Rubin goes on to explain the contemporary trends in the library profession; trends which have been so disruptive that they have changed the ways we even talk about the profession. I liked the metaphor from Van House and Sutton (2000), suggesting that the library profession has moved from “the Ptolemaic information universe with the library at its center, to a dynamic, Copernican universe with information at its center…” (Rubin, 256). Indeed, the influence of the rapid growth of information in defining this field has been stark. Due to the natural evolution of Information technologies, the traditional library profession has been forced to reassess its pedagogy.

It was interesting to learn that just fifteen years ago, critics declared library education to be in a state of crisis because there was no academic consensus on what Library schools should focus on. For instance, should iSchools focus on Library Service or Information Science? Or, as Rubin frames the issue: the library-service paradigm or the information science paradigm? Rubin concludes that these two perspectives are not incompatible. In fact, understanding socially-critical cultural values and the forms/functions of information technology are equally important for today’s library professional.

Rubin offers up three models that distinguish the LIS professional from other professions. He discusses the Trait Model, the Control Model, and the Values Model. The Trait Model identifies LIS professionals as being service-oriented, theoretically-informed, competent in library clerical duties, a member of associations, and cognizant of the ALA core values. The Control Model, borrowed from Winter (1988), emphasizes a more strict and hierarchical mindset. The Control Model, as I understand it, has more to do with information-based library professionals who catalog and organize knowledge. In other words, technical service professionals who classify, index, and determine library collections. This is regarded as a kind of “power” that is imposed on outside users from within the library as a centralized institution. Finally, the Value Model identifies LIS professionals who focus on fundamental library values, intellectual freedom, democratic access, etc.

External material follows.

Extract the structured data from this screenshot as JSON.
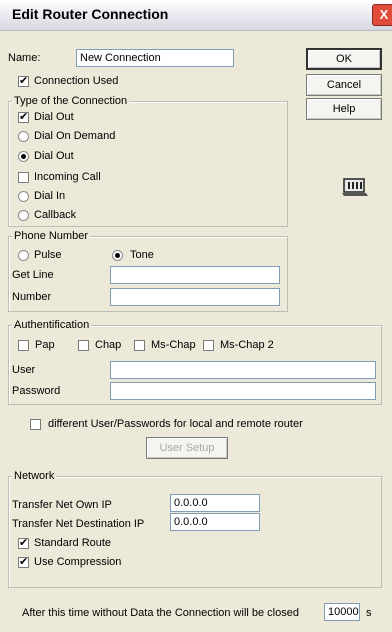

Rubin’s section on the future of LIS professionals is appreciated for its optimistic outlook. For years, library professionals have been predicting a doomsday scenario for their careers. But I feel that there is a lot more certainty nowadays when it comes to staying employed in this field. Indeed, the outlook has changed significantly in the past 10, or even 5 years. Today, there is a big professional push toward e-resources and digitization. In terms of archives or special collections, these activities are admittedly proscriptive. Given enough time, collections will have been digitized, and the amount of work and employment available in this professional aspect will fade. But there is still an ongoing need for classifying and making available e-resources, as well as born-digital content. There is also an ongoing need for traditional librarians and clerical staff. True, digital architecture and digital assets may be ephemeral jobs on a long-term occupational time-scale, but there will still be a need for reference and user services in various fields. As well, I see librarians taking on – as Rubin mentioned via Lankes (2011) – a more “participatory” role in society. Think tanks and the blogosphere – or biblioblogosphere – is the ready province of 21st-century librarians. Research is also an inexhaustible area. With time, there is an ever-expanding amount of informational resources that need to be preserved, collocated, and brought to mind instead of being left to deteriorate or obsolesce in some forgotten space. Moreover, future generations will need education in literacy, reading, and lifelong learning. Indeed, as long as there is a society with human problems to be solved, there exists a need for an LIS professional.